Muito, nesta sociedade cheia de fendas, depende da alegria redescoberta da aventura familiar inspirada por Deus. Durante trinta anos, a encarnação do Filho Unigénito consistiu em habitar e enraizar-se nos vínculos familiares e comunitários da sua condição humana. Não foi um simples tempo de “espera”, foi um tempo de “compreensão” com a condição humana mais comum, habitando com o olhar fixo nas “coisas do Pai” (cf. Lc 2, 49). Quero contar-vos uma experiência que tive na praça [de São Pedro], quando fazia a saudação na praça antes da pandemia. Um casal, pareciam jovens — 60 anos de matrimónio! — sim, eram jovens, porque na altura ela tinha 18 anos e ele tinha 20, e eu disse: “Mas não vos entediais depois de tantos anos? Estais bem?”. Entreolharam-se, eu fiquei parado, depois voltaram-se para mim, chorando: “Amamo-nos”. Foi a resposta após 60 anos. Foi a melhor, a mais bela teologia sobre a família que já vi.

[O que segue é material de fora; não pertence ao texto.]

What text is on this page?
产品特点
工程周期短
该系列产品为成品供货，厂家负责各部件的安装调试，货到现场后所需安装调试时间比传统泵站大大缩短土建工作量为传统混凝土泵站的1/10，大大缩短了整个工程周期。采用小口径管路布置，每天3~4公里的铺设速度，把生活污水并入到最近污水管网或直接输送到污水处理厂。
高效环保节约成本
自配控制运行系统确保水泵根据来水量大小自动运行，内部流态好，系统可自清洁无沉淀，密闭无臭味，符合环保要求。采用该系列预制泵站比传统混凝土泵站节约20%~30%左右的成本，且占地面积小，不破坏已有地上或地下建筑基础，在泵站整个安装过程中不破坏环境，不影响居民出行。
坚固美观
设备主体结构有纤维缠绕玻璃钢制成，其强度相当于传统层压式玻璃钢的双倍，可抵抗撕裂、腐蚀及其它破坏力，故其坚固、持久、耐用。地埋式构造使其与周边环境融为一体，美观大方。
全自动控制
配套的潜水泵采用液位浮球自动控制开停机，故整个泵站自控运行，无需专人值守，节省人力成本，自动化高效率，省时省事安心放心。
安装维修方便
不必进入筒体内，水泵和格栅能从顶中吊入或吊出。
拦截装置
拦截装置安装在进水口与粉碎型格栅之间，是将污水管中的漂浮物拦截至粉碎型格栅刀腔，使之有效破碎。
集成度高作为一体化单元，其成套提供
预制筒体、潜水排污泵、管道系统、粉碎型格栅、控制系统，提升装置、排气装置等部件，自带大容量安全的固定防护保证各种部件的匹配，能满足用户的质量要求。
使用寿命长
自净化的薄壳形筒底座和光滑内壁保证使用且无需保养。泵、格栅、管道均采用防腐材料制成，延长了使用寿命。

Que o Senhor acompanhe a paixão da vossa fé e o rigor da vossa inteligência, na formidável tarefa de apoiar, cuidar, alegrar — sim, também alegrar — esta bênção criatural e eclesial que é a família. Regozijo-me por saber e perceber que também vos dedicais a esta tarefa através da maturação de uma atmosfera familiar e de um espírito sinodal da própria comunidade académica. Que a Mãe do Senhor, que mais do que qualquer um de nós é especialista neste vínculo entre o mistério salvífico da nova criatura e a condição familiar do afeto humano, vos acompanhe e vos proteja. De coração abençoo-vos, e como de costume — porque o Papa é um mendigo — peço-vos por favor que rezeis por mim. Obrigado!